Prithviraj joined the film's shooting in Kashmir in March 2014. Home portions of the film was shot in Ottappalam, Kerala. The film was shot over three to four seasons in Jammu and Kashmir. During filming, Major Mukund Varadarajan, who was assisting the crew, was killed in combat in the Shopian area. Protection for the team was provided by army friends of Ravi, himself a retired Major. Ravi dedicated Picket 43 as a tribute to Major Varadarajan. Originally scheduled for 35 days, filming was completed in just 22 days.

==Release==
Picket 43 was released in theatres on 23 January 2015. It was later released for digital streaming on Amazon Prime Video in multiple dubbed languages.

===Critical response===
Mythily Ramachandran of Gulf News gave a positive review, noting that "shorn of regular melodrama and mindless song dance sequences, this story has an enjoyable freshness. Picket 43 makes you pause and remember those valiant soldiers who face death at every moment", also praising the "breathtaking" cinematography. Shruti Karthikeyan of The Times of India remarked that the director has "stitched a film that says– let humanity prevail and the countries live in peace", also praising its music and "breath-taking visuals". Paresh C. Palicha of Rediff.com wrote that "Picket 43 is the best film in Major Ravi's oeuvre and deserves to be seen despite its shortcomings".

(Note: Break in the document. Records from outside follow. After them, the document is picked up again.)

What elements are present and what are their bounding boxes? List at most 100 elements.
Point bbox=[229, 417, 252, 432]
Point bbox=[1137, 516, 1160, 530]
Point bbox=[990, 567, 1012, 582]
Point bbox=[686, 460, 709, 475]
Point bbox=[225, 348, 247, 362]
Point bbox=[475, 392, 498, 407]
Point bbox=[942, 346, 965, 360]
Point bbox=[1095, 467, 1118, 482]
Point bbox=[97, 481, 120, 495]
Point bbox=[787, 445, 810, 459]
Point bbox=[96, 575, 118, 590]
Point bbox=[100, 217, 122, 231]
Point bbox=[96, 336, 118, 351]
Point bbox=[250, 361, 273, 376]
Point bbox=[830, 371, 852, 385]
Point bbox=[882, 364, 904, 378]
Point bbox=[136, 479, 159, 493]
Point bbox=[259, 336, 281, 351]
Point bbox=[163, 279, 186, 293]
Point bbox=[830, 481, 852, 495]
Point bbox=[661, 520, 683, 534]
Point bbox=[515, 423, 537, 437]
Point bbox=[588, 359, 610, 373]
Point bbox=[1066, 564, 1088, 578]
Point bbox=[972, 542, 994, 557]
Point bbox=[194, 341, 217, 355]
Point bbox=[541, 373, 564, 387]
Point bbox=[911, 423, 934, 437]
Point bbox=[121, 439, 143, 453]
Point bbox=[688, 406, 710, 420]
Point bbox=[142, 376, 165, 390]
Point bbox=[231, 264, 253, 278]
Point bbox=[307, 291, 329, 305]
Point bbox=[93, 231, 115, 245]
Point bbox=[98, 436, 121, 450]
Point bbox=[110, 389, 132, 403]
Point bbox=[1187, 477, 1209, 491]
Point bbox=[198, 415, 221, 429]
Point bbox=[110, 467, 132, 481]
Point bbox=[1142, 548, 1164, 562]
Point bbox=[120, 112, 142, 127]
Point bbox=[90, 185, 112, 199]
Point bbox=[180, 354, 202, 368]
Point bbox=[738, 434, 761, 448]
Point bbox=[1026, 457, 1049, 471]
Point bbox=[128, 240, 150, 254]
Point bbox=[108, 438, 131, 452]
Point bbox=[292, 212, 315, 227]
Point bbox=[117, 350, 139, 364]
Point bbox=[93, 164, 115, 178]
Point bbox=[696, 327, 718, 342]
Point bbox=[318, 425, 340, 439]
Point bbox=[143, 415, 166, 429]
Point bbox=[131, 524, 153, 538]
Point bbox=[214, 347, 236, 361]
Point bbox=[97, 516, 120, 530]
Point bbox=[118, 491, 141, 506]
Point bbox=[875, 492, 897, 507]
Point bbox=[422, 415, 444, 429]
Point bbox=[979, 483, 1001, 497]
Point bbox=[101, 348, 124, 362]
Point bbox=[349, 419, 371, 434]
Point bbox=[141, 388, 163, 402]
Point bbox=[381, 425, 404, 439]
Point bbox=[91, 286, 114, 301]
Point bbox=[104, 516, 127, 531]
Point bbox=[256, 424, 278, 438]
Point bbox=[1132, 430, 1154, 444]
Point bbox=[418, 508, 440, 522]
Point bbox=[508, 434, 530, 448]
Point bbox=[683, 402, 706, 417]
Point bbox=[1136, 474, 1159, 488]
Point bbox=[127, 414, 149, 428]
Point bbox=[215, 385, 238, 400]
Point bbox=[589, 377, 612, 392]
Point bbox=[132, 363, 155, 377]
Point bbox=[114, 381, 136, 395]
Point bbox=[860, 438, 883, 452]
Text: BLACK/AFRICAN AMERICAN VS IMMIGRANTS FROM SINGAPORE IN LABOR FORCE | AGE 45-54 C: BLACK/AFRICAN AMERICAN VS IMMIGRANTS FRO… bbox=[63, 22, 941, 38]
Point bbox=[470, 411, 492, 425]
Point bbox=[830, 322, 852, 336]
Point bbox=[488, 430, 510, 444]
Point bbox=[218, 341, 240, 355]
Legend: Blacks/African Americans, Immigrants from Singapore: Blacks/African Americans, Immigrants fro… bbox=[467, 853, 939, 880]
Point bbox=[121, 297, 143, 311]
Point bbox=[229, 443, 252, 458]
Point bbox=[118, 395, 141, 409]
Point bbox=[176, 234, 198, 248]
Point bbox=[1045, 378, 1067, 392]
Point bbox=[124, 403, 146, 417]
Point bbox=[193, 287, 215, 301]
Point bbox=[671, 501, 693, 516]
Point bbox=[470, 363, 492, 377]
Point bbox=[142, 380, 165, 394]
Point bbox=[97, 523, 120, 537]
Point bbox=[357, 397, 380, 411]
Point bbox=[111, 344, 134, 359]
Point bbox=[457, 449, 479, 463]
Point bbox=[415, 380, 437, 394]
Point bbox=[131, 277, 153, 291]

In 2022, filmmaker Alphonse Putharen wrote a social media post requesting Major Ravi to make a film like Picket 43 again. Putharen expressed his admiration, saying "when I saw this long back I was very happy watching it. I thought it was a war story in the beginning. But it was nice to see a different perspective of military people from a person like you sir. Or should I tell this to Prithviraj to tell you do a film like that. It was a pleasant heart touching movie ..." In a retrospective analysis in 2024, Megha M. of Mathrubhumi wrote that "the director's thoughtful approach creates tension and unease, drawing the viewer in. A slow-burning pace and minimalist approach add to the impact, making for a powerful and moving experience. It is a must-watch for fans of war dramas and meaningful storytelling".

===Box office===
In April 2015, a spokesperson from the Kerala Film Producers Association said that Picket 43 had a long run at the theatres, but collected just ₹1.8 crore from Kerala. However, later taking opinions from trade analysts, Hindustan Times and Manorama Online wrote that the film was one among the commercially successful Malayalam films of that year.

In March 2015, producer O. G. Sunil filed a complaint against Ravi with the Kerala Film Producers Association, citing a cost overrun of ₹70 lakh beyond the agreed ₹4 crore budget.